Week 2 Flashcards
Polynomial estimation lemma
Let n ∈ N, and suppose
we are given real numbers a_0, a_1, · · · , a_n with an > 0. Write
p(x) = a_nx^n + a_n−1x^n−1 + · · · + a_1x + a_0.
Then there exists N > 0 such that x ≥ N =⇒ 1/2a_nx^n ≤ p(x) ≤ 3/2 a_nx^n
The ordered field axioms
The real numbers R are a set equipped with an addition +, and multiplication ·, and form a field under these operations, that
is, nine axioms are satisfied.
What this essentially means is that we can add, subtract, multiply and divide real numbers in the usual way.
Order axiom for R
There is a relation > on R satisfying
j) For all a ∈ R, exactly one of the statements a = 0, a > 0 and 0 > a
is true;
k) For all a, b ∈ R, b > a ⇐⇒ b − a > 0;
l) For all a, b ∈ R with a > 0 and b > 0, we have a + b > 0 and
ab > 0.
Upper bound
Let A ⊆ R. We say that M ∈ R is an upper bound for A if and only if for all a ∈ A, we have a ≤ M
Bounded above
Define A to be bounded above if and only if there exists an upper bound for A
Lower bound
m ∈ R is said to be a lower bound for A ⊆ R if and only if for all a ∈ A, we have m ≤ a
Bounded below
Say that A is bounded below if and only if there exists a lower bound for A.
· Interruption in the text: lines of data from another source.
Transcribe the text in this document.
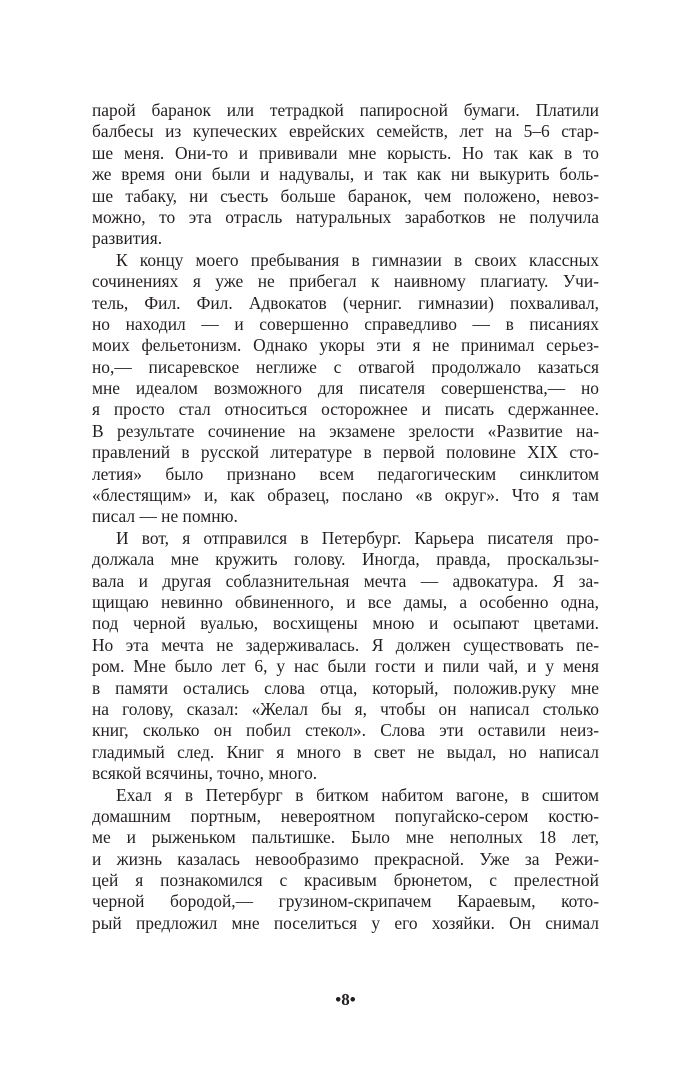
парой баранок или тетрадкой папиросной бумаги. Платили
балбесы из купеческих еврейских семейств, лет на 5–6 стар-
ше меня. Они-то и прививали мне корысть. Но так как в то
же время они были и надувалы, и так как ни выкурить боль-
ше табаку, ни съесть больше баранок, чем положено, невоз-
можно, то эта отрасль натуральных заработков не получила
развития.
К концу моего пребывания в гимназии в своих классных
сочинениях я уже не прибегал к наивному плагиату. Учи-
тель, Фил. Фил. Адвокатов (черниг. гимназии) похваливал,
но находил — и совершенно справедливо — в писаниях
моих фельетонизм. Однако укоры эти я не принимал серьез-
но,— писаревское неглиже с отвагой продолжало казаться
мне идеалом возможного для писателя совершенства,— но
я просто стал относиться осторожнее и писать сдержаннее.
В результате сочинение на экзамене зрелости «Развитие на-
правлений в русской литературе в первой половине XIX сто-
летия» было признано всем педагогическим синклитом
«блестящим» и, как образец, послано «в округ». Что я там
писал — не помню.
И вот, я отправился в Петербург. Карьера писателя про-
должала мне кружить голову. Иногда, правда, проскальзы-
вала и другая соблазнительная мечта — адвокатура. Я за-
щищаю невинно обвиненного, и все дамы, а особенно одна,
под черной вуалью, восхищены мною и осыпают цветами.
Но эта мечта не задерживалась. Я должен существовать пе-
ром. Мне было лет 6, у нас были гости и пили чай, и у меня
в памяти остались слова отца, который, положив.руку мне
на голову, сказал: «Желал бы я, чтобы он написал столько
книг, сколько он побил стекол». Слова эти оставили неиз-
гладимый след. Книг я много в свет не выдал, но написал
всякой всячины, точно, много.
Ехал я в Петербург в битком набитом вагоне, в сшитом
домашним портным, невероятном попугайско-сером костю-
ме и рыженьком пальтишке. Было мне неполных 18 лет,
и жизнь казалась невообразимо прекрасной. Уже за Режи-
цей я познакомился с красивым брюнетом, с прелестной
черной бородой,— грузином-скрипачем Караевым, кото-
рый предложил мне поселиться у его хозяйки. Он снимал
•8•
Bounded above (symbolically)
Symbolically, the set A ⊆ R is bounded above if and only if
∃M ∈ R s.t. ∀a ∈ A, a ≤ M,
Bounded below (symbolically)
A is bounded below if and only if
∃m ∈ R s.t. ∀a ∈ A, m ≤ a.
Bounded
Let A ⊆ R. We say that A is bounded if and only if A is bounded above and bounded below.